Mais Bookchin le sait, le progrès technique n’est pas pour autant libérateur par essence : « Sans une conscience libertaire qui articule la logique de ce nouveau cadre technique, on pourrait bien assister à l’intégration de cette technologie du peuple par une société gestionnaire et technocratique. »
Bookchin ne tombe également pas dans une tendance anti-humaniste (ou malthusianiste) : "ce n’est pas en supprimant la moitié des habitants de la Terre qu’on la sauvera, d’autant qu’une minorité suffit en pratique à gaspiller l’essentiel de ses ressources."
Et il reste évidemment anti-État, anti-autoritaire, profondément démocrate :
Cette démocratie est libertaire.
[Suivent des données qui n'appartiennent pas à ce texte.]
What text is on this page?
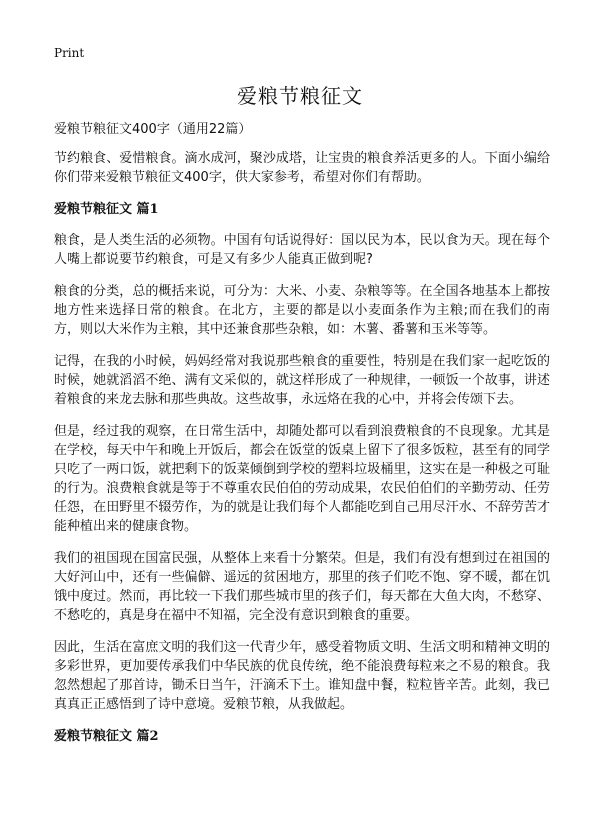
Print
爱粮节粮征文

爱粮节粮征文400字（通用22篇）

节约粮食、爱惜粮食。滴水成河，聚沙成塔，让宝贵的粮食养活更多的人。下面小编给你们带来爱粮节粮征文400字，供大家参考，希望对你们有帮助。

爱粮节粮征文 篇1

粮食，是人类生活的必须物。中国有句话说得好：国以民为本，民以食为天。现在每个人嘴上都说要节约粮食，可是又有多少人能真正做到呢?

粮食的分类，总的概括来说，可分为：大米、小麦、杂粮等等。在全国各地基本上都按地方性来选择日常的粮食。在北方，主要的都是以小麦面条作为主粮;而在我们的南方，则以大米作为主粮，其中还兼食那些杂粮，如：木薯、番薯和玉米等等。

记得，在我的小时候，妈妈经常对我说那些粮食的重要性，特别是在我们家一起吃饭的时候，她就滔滔不绝、满有文采似的，就这样形成了一种规律，一顿饭一个故事，讲述着粮食的来龙去脉和那些典故。这些故事，永远烙在我的心中，并将会传颂下去。

但是，经过我的观察，在日常生活中，却随处都可以看到浪费粮食的不良现象。尤其是在学校，每天中午和晚上开饭后，都会在饭堂的饭桌上留下了很多饭粒，甚至有的同学只吃了一两口饭，就把剩下的饭菜倾倒到学校的塑料垃圾桶里，这实在是一种极之可耻的行为。浪费粮食就是等于不尊重农民伯伯的劳动成果，农民伯伯们的辛勤劳动、任劳任怨，在田野里不辍劳作，为的就是让我们每个人都能吃到自己用尽汗水、不辞劳苦才能种植出来的健康食物。

我们的祖国现在国富民强，从整体上来看十分繁荣。但是，我们有没有想到过在祖国的大好河山中，还有一些偏僻、遥远的贫困地方，那里的孩子们吃不饱、穿不暖，都在饥饿中度过。然而，再比较一下我们那些城市里的孩子们，每天都在大鱼大肉，不愁穿、不愁吃的，真是身在福中不知福，完全没有意识到粮食的重要。

因此，生活在富庶文明的我们这一代青少年，感受着物质文明、生活文明和精神文明的多彩世界，更加要传承我们中华民族的优良传统，绝不能浪费每粒来之不易的粮食。我忽然想起了那首诗，锄禾日当午，汗滴禾下土。谁知盘中餐，粒粒皆辛苦。此刻，我已真真正正感悟到了诗中意境。爱粮节粮，从我做起。

爱粮节粮征文 篇2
C’est dire qu’elle ne peut être représentative : le pouvoir ne se délègue pas, sauf dans un périmètre très précis, sous condition de révocabilité, avec un mandat impératif. […] Ces délégués doivent rendre des comptes et ne le restent que pour une durée limitée. Ils ne deviennent pas des politiciens de carrière, ni les représentants d’une indéfinissable volonté populaire en fait confisquée par ceux qui l’escamotent. Les délégués ne sont pas députés, ils se font porte-paroles provisoires d’une assemblée qui les précède et qui leur survivra.